A few days ago, forecasts had North Shore marathoners fearing the worst. Why wouldn’t they be concerned, considering how last year’s Patriots Day tradition that is the Boston Marathon was a wet and cold deluge that won’t soon be forgotten.

This year, though, the skies cooperated and delivered a day that was almost ideal for the 26.2 mile trek from Hopkinton to Boylston Street.

More than 150 runners from the area were among the thousands that completed the 123rd running of the Boston Marathon.

The men’s winner was Lawrence Cherono from Kenya, who won in a dead sprint down the final stretch and had the third-fastest Boston time ever in 2:07:57. The women’s race was won by Worknesh Degefa from Ethiopia, who was never challenged and cruised to a 2:23:07 victory.

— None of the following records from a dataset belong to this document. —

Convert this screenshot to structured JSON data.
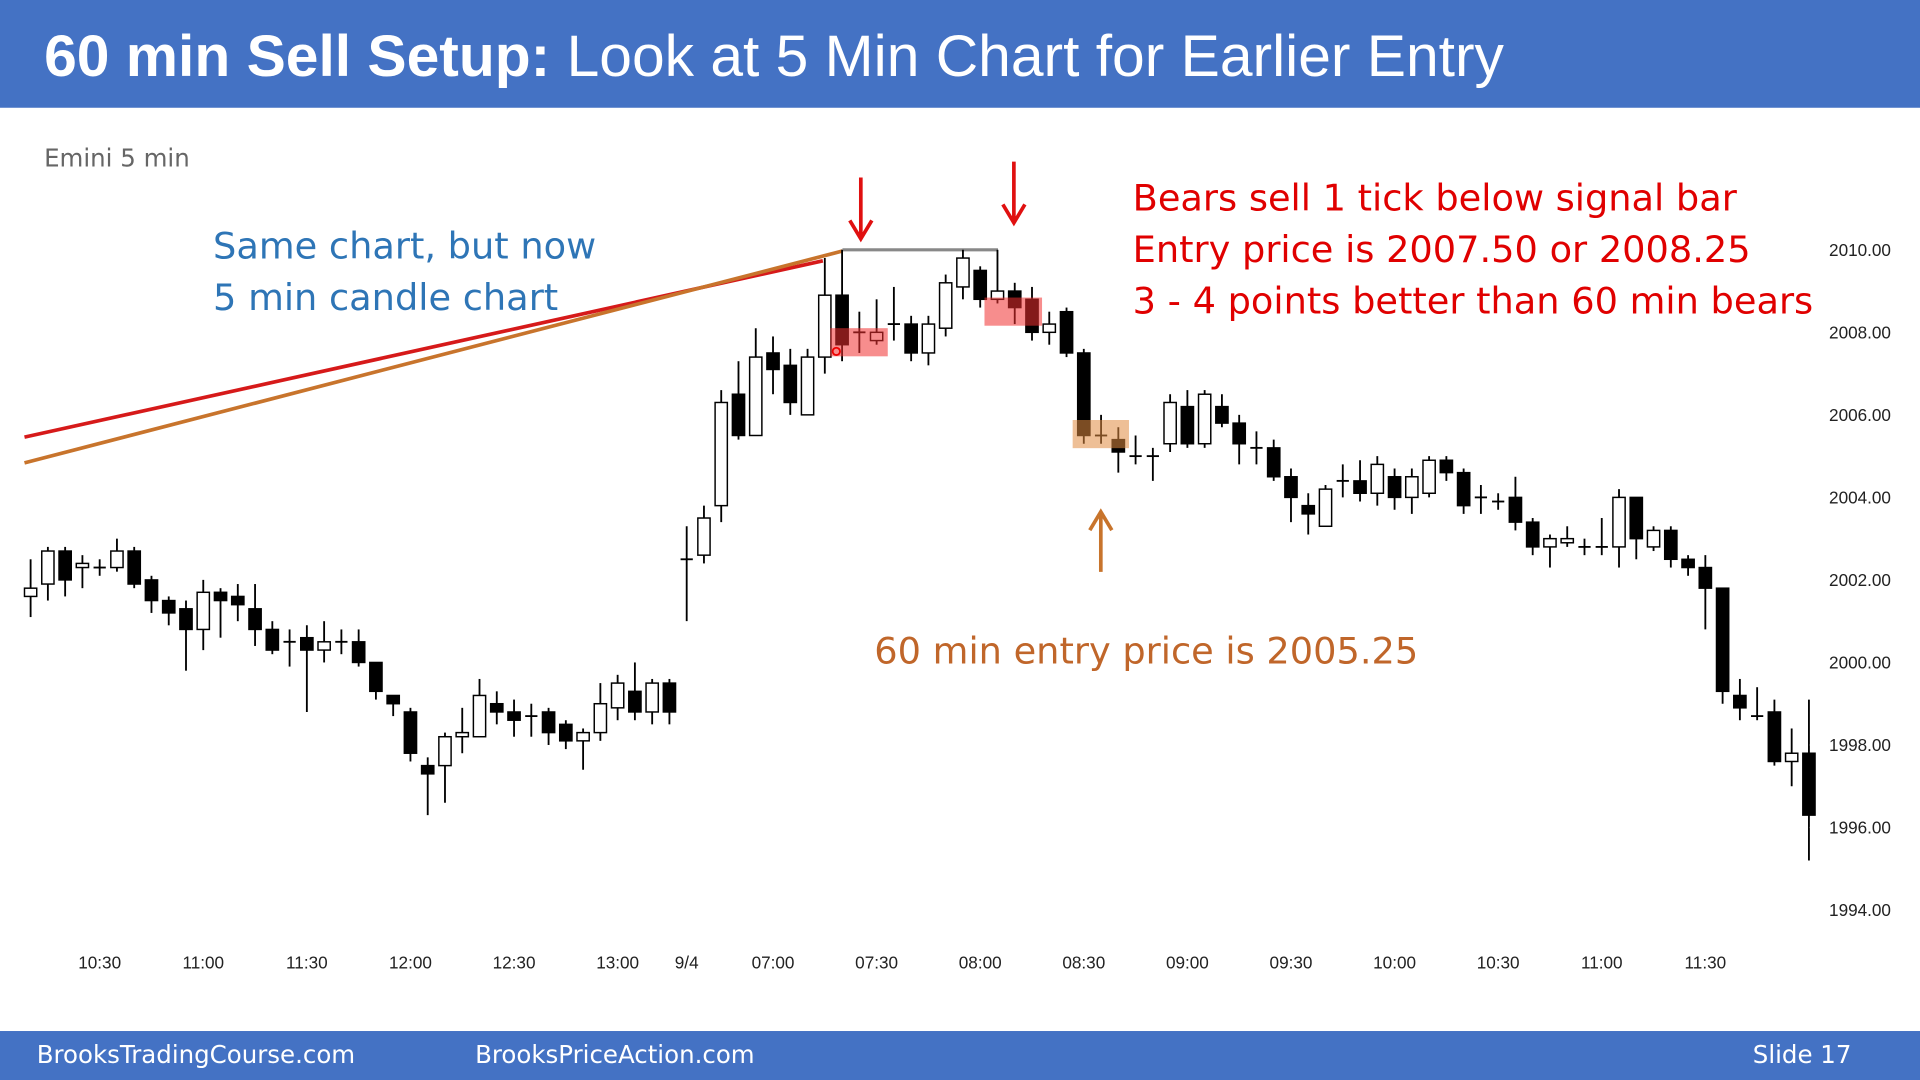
{
  "header": {
    "title_bold": "60 min Sell Setup:",
    "title_rest": "Look at 5 Min Chart for Earlier Entry"
  },
  "footer": {
    "left": "BrooksTradingCourse.com",
    "middle": "BrooksPriceAction.com",
    "right": "Slide  17"
  },
  "chart_data": {
    "type": "candlestick",
    "label": "Emini 5 min",
    "annotations": {
      "blue": [
        "Same chart, but now",
        "5 min candle chart"
      ],
      "red": [
        "Bears sell 1 tick below signal bar",
        "Entry price is 2007.50 or 2008.25",
        "3 - 4 points better than 60 min bears"
      ],
      "orange": "60 min entry price is 2005.25"
    },
    "categories": [
      null,
      null,
      null,
      null,
      "10:30",
      null,
      null,
      null,
      null,
      null,
      "11:00",
      null,
      null,
      null,
      null,
      null,
      "11:30",
      null,
      null,
      null,
      null,
      null,
      "12:00",
      null,
      null,
      null,
      null,
      null,
      "12:30",
      null,
      null,
      null,
      null,
      null,
      "13:00",
      null,
      null,
      null,
      "9/4",
      null,
      null,
      null,
      null,
      "07:00",
      null,
      null,
      null,
      null,
      null,
      "07:30",
      null,
      null,
      null,
      null,
      null,
      "08:00",
      null,
      null,
      null,
      null,
      null,
      "08:30",
      null,
      null,
      null,
      null,
      null,
      "09:00",
      null,
      null,
      null,
      null,
      null,
      "09:30",
      null,
      null,
      null,
      null,
      null,
      "10:00",
      null,
      null,
      null,
      null,
      null,
      "10:30",
      null,
      null,
      null,
      null,
      null,
      "11:00",
      null,
      null,
      null,
      null,
      null,
      "11:30",
      null,
      null,
      null,
      null,
      null,
      null
    ],
    "open": [
      2001.6,
      2001.9,
      2002.7,
      2002.3,
      2002.3,
      2002.3,
      2002.7,
      2002.0,
      2001.5,
      2001.3,
      2000.8,
      2001.7,
      2001.6,
      2001.3,
      2000.8,
      2000.5,
      2000.6,
      2000.3,
      2000.5,
      2000.5,
      2000.0,
      1999.2,
      1998.8,
      1997.5,
      1997.5,
      1998.2,
      1998.2,
      1999.0,
      1998.8,
      1998.7,
      1998.8,
      1998.5,
      1998.1,
      1998.3,
      1998.9,
      1999.3,
      1998.8,
      1999.5,
      2002.5,
      2002.6,
      2003.8,
      2006.5,
      2005.5,
      2007.5,
      2007.2,
      2006.0,
      2007.4,
      2008.9,
      2008.0,
      2007.8,
      2008.2,
      2008.2,
      2007.5,
      2008.1,
      2009.1,
      2009.5,
      2008.8,
      2009.0,
      2008.8,
      2008.0,
      2008.5,
      2007.5,
      2005.5,
      2005.4,
      2005.0,
      2005.0,
      2005.3,
      2006.2,
      2005.3,
      2006.2,
      2005.8,
      2005.2,
      2005.2,
      2004.5,
      2003.8,
      2003.3,
      2004.4,
      2004.4,
      2004.1,
      2004.5,
      2004.0,
      2004.1,
      2004.9,
      2004.6,
      2004.0,
      2003.9,
      2004.0,
      2003.4,
      2002.8,
      2002.9,
      2002.8,
      2002.8,
      2002.8,
      2004.0,
      2002.8,
      2003.2,
      2002.5,
      2002.3,
      2001.8,
      1999.2,
      1998.7,
      1998.8,
      1997.6,
      1997.8
    ],
    "high": [
      2002.5,
      2002.8,
      2002.8,
      2002.6,
      2002.5,
      2003.0,
      2002.8,
      2002.1,
      2001.6,
      2001.5,
      2002.0,
      2001.8,
      2001.9,
      2001.9,
      2001.0,
      2000.8,
      2000.9,
      2001.0,
      2000.8,
      2000.8,
      2000.0,
      1999.2,
      1998.9,
      1997.7,
      1998.3,
      1998.9,
      1999.6,
      1999.3,
      1999.1,
      1999.0,
      1998.9,
      1998.6,
      1998.4,
      1999.5,
      1999.7,
      2000.0,
      1999.6,
      1999.6,
      2003.3,
      2003.8,
      2006.6,
      2007.3,
      2008.1,
      2007.9,
      2007.6,
      2007.6,
      2009.8,
      2010.0,
      2008.5,
      2008.8,
      2009.1,
      2008.4,
      2008.4,
      2009.4,
      2010.0,
      2009.6,
      2010.0,
      2009.2,
      2009.1,
      2008.5,
      2008.6,
      2007.6,
      2006.0,
      2005.7,
      2005.5,
      2005.2,
      2006.5,
      2006.6,
      2006.6,
      2006.5,
      2006.0,
      2005.6,
      2005.4,
      2004.7,
      2004.1,
      2004.3,
      2004.8,
      2004.9,
      2005.0,
      2004.7,
      2004.7,
      2005.0,
      2005.0,
      2004.7,
      2004.3,
      2004.1,
      2004.5,
      2003.5,
      2003.1,
      2003.3,
      2003.0,
      2003.5,
      2004.2,
      2004.0,
      2003.3,
      2003.3,
      2002.6,
      2002.6,
      2001.8,
      1999.6,
      1999.4,
      1999.1,
      1998.4,
      1999.1
    ],
    "low": [
      2001.1,
      2001.5,
      2001.6,
      2001.8,
      2002.1,
      2002.2,
      2001.8,
      2001.2,
      2000.9,
      1999.8,
      2000.3,
      2000.6,
      2001.0,
      2000.4,
      2000.2,
      1999.9,
      1998.8,
      2000.0,
      2000.2,
      1999.9,
      1999.1,
      1998.7,
      1997.6,
      1996.3,
      1996.6,
      1997.8,
      1998.2,
      1998.5,
      1998.2,
      1998.2,
      1998.0,
      1997.9,
      1997.4,
      1998.1,
      1998.6,
      1998.6,
      1998.5,
      1998.5,
      2001.0,
      2002.4,
      2003.4,
      2005.4,
      2005.5,
      2006.5,
      2006.0,
      2006.0,
      2007.0,
      2007.3,
      2007.5,
      2007.7,
      2007.8,
      2007.3,
      2007.2,
      2007.9,
      2008.8,
      2008.6,
      2008.7,
      2008.2,
      2007.8,
      2007.7,
      2007.4,
      2005.3,
      2005.3,
      2004.6,
      2004.8,
      2004.4,
      2005.1,
      2005.2,
      2005.2,
      2005.7,
      2004.8,
      2004.8,
      2004.4,
      2003.4,
      2003.1,
      2003.3,
      2004.0,
      2003.9,
      2003.8,
      2003.7,
      2003.6,
      2004.0,
      2004.4,
      2003.6,
      2003.6,
      2003.7,
      2003.2,
      2002.6,
      2002.3,
      2002.8,
      2002.6,
      2002.6,
      2002.3,
      2002.5,
      2002.7,
      2002.3,
      2002.1,
      2000.8,
      1999.0,
      1998.6,
      1998.6,
      1997.5,
      1997.0,
      1995.2
    ],
    "close": [
      2001.8,
      2002.7,
      2002.0,
      2002.4,
      2002.3,
      2002.7,
      2001.9,
      2001.5,
      2001.2,
      2000.8,
      2001.7,
      2001.5,
      2001.4,
      2000.8,
      2000.3,
      2000.5,
      2000.3,
      2000.5,
      2000.5,
      2000.0,
      1999.3,
      1999.0,
      1997.8,
      1997.3,
      1998.2,
      1998.3,
      1999.2,
      1998.8,
      1998.6,
      1998.7,
      1998.3,
      1998.1,
      1998.3,
      1999.0,
      1999.5,
      1998.8,
      1999.5,
      1998.8,
      2002.5,
      2003.5,
      2006.3,
      2005.5,
      2007.4,
      2007.1,
      2006.3,
      2007.4,
      2008.9,
      2007.7,
      2008.0,
      2008.0,
      2008.2,
      2007.5,
      2008.2,
      2009.2,
      2009.8,
      2008.8,
      2009.0,
      2008.6,
      2008.0,
      2008.2,
      2007.5,
      2005.5,
      2005.5,
      2005.1,
      2005.0,
      2005.0,
      2006.3,
      2005.3,
      2006.5,
      2005.8,
      2005.3,
      2005.2,
      2004.5,
      2004.0,
      2003.6,
      2004.2,
      2004.4,
      2004.1,
      2004.8,
      2004.0,
      2004.5,
      2004.9,
      2004.6,
      2003.8,
      2004.0,
      2003.9,
      2003.4,
      2002.8,
      2003.0,
      2003.0,
      2002.8,
      2002.8,
      2004.0,
      2003.0,
      2003.2,
      2002.5,
      2002.3,
      2001.8,
      1999.3,
      1998.9,
      1998.7,
      1997.6,
      1997.8,
      1996.3
    ],
    "ylim": [
      1993.0,
      2010.5
    ],
    "yticks": [
      {
        "value": 1994,
        "label": "1994.00"
      },
      {
        "value": 1996,
        "label": "1996.00"
      },
      {
        "value": 1998,
        "label": "1998.00"
      },
      {
        "value": 2000,
        "label": "2000.00"
      },
      {
        "value": 2002,
        "label": "2002.00"
      },
      {
        "value": 2004,
        "label": "2004.00"
      },
      {
        "value": 2006,
        "label": "2006.00"
      },
      {
        "value": 2008,
        "label": "2008.00"
      },
      {
        "value": 2010,
        "label": "2010.00"
      }
    ],
    "up_color": "#ffffff",
    "down_color": "#000000"
  }
}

There were some celebrities, including seven-time NASCAR champion Jimmie Johnson, who ran a 3:09:07, and former New England Patriot and Super Bowl champion Tedy Bruschi.

Dan Vassallo of Peabody, a top-ten finisher in last year’s deluge, was the first local runner across the line in a crisp 2:23:15; that was good enough for 35th overall and in the top 20 of American men. Salem’s Kevin Hankens was next in 2:38:34 and the other locals to come in under three hours were Michael Trendell (Salem, 2;50:26), Chris Chapruet (Danvers, 2:53:33) and Dan Chruniak (Beverly, 2:54:18).

The top women to finish from the North Shore were Michelle Milton from Danvers (3:03:01) and Arianna Maida from Peabody (3:19:28).

Whether they were running for themselves, running against the clock or running to raise money for important causes, the runners were full of adrenaline and joy when they received their medals.

Some came from clear across the country to take part: Colton Gale, who grew up in Beverly and now lives in Oregon, finished in 2:42. John Page from Beverly ran a 3:03.

Among the local charity runners, Endicott College athletic trainer and strength coach Jon Williams clocked a 3:53:16. He ran to raise money for the Bay State Games and wore a Humboldt Broncos hat in memory of the Canadian hockey team that was struck by tragedy a year ago; it was a great day and got pretty warm once the sun came out, he said.

Peabody police officer Sean Dowd finished Boston for the first time in 15 years as part of the North Shore’s Cops for Kids With Cancer team along with teammates Jim Harkins, Dave Bettencourt, Ed Cauley and Katie Tracia. Dowd reported he was a little sore from the heat and the hills, but was in great spirits.

His nephew, Kyle Multner, ran with friend Rob Nash to raise money for Mass Eye & Ear and had strong success. Jason Hyland from Beverly, the former St. John’s Prep baseball all-star, finished in 4:37 running for Bay Cove Human Services.

Salem track coach Jimmy Guy also did a great job raising funds for the Martin Richard Foundation.

The youngest among the local finishers was 19-year-old Connor Cademartori of Beverly (a former standout on the Panthers soccer team) and he finished in 4:52. The oldest was Danvers’ Rafael Cuesta, who finished in 5:46:45 at age 65, and Harold Beard of Peabody completed the course at age 64.